One of the principal problems with which the Stephens patent deals is that of increasing the strength of prior art glass fiber-adhesive composite pipes which had been manufactured from mixtures of plastic material and short lengths of glass fiber. The patent states that "the employment of short fibers limits the strength of the fiber reinforcement and permits but a limited orientation of the fibers in the direction of the working stress of the pipe." To eliminate the prior art deficiencies Stephens arranged long continuous fibers generally circumferentially "so that * * * maximum advantage may be obtained of their reinforcement characteristics" and "the maximum strength of the fibers as reinforcement is obtained." Obviously, the purpose of circumferentially oriented filaments is to increase the pipe's bursting strength. Nothing is said of the necessity or desirability of increasing the axial or tensile strength of the pipe.

The examiner did not choose to rely upon the Stephens patent alone to demonstrate that it would have been obvious to one of ordinary skill in the art who discovered that the Stephens pipe lacked the necessary strength in any other direction, such as the axial direction, to add to Stephens' structure continuous glass filaments disposed in that direction. Rather he felt that the Cordts patent showed that it would have been obvious to modify the Stephens pipe to produce the articles herein claimed.

Both the Cordts and the Stephens patents are directed to producing unitary continuous glass filament-adhesive products, one a glass fabric, the other a pipe. Cordts teaches that when a plurality of layers of glass filaments are disposed angularly of each other, preferably at right angles, a web of greater resistance to tearing is produced than when the fibers in all of the layers are parallel to each other. Thus, an article reinforced with continuous glass fibers in this manner will resist several stresses. The common reinforcing function performed by the fibers in both of the patents' adhesive glass fiber products renders them, at least as to that teaching, analogous art. Therefore, appellant's argument that the Cordts patent is from a non-analogous art is not well taken.

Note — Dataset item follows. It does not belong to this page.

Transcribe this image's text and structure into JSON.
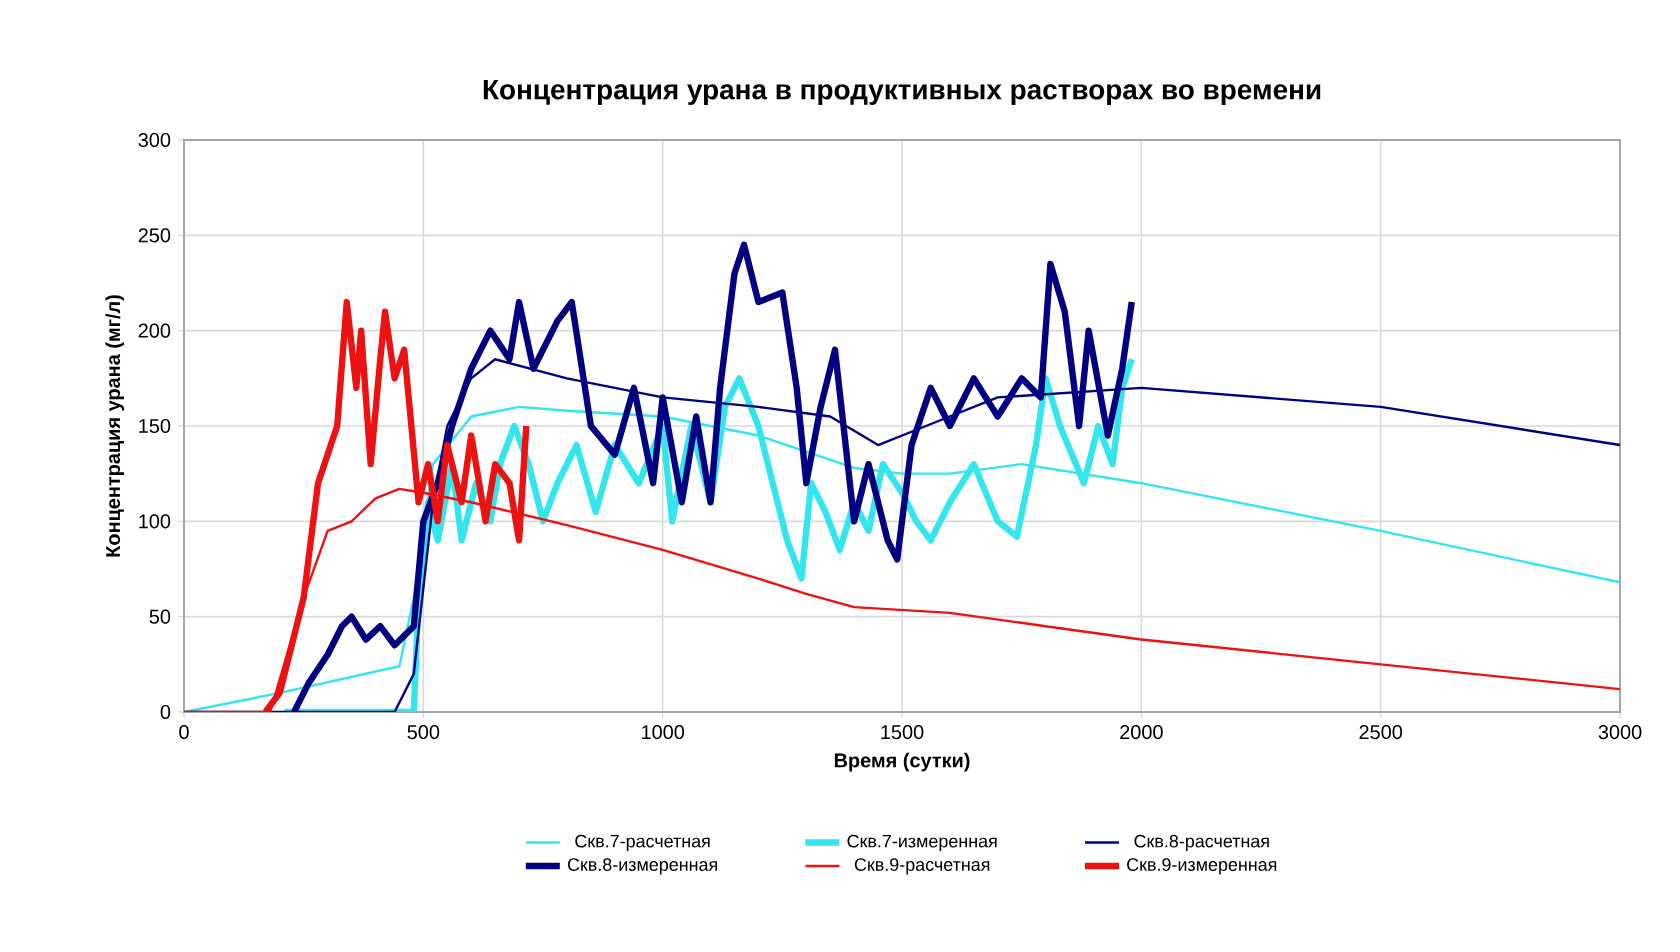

The Stephens patent answers all of the limitations of claim 18 except that of "the filaments in at least one of said layers being substantially parallel with the longitudinal axis of said tubular structure * * *." Since those filaments are substantially perpendicular to the claimed helically disposed filaments, we feel that the Cordts patent, wherein adjacent layers of long glass fibers are disposed substantially perpendicular to each other, suggests the claim limitation, which limitation contributes to making a stronger final product by providing reinforcement in two substantially perpendicular directions in a glass fiber adhesive product. We are firmly convinced that one skilled in the reinforced pipe art concerned with the problem of increasing the tensile strength, or even the bursting strength, of the Stephens pipe, with the Cordts and Stephens patents before him, would find the solution claimed in claim 18 particularly obvious.

Both of the references teach that more than two layers of parallel filaments may be used in the respective products. The relative positions of the longitudinal layer with respect to the inside of the pipe (claim 19) and with respect to the adjacent helical layers (claim 20) do not appear to be of patentable significance. They are merely matters of design preference. Therefore claims 19 and 20 are unpatentable.

The decision of the Board of Appeals is affirmed.



United States Senior Judge for the Eastern District of Pennsylvania, designated to participate in place of Judge O'Connell, pursuant to provisions of Section 294(d), Title 28 United States Code.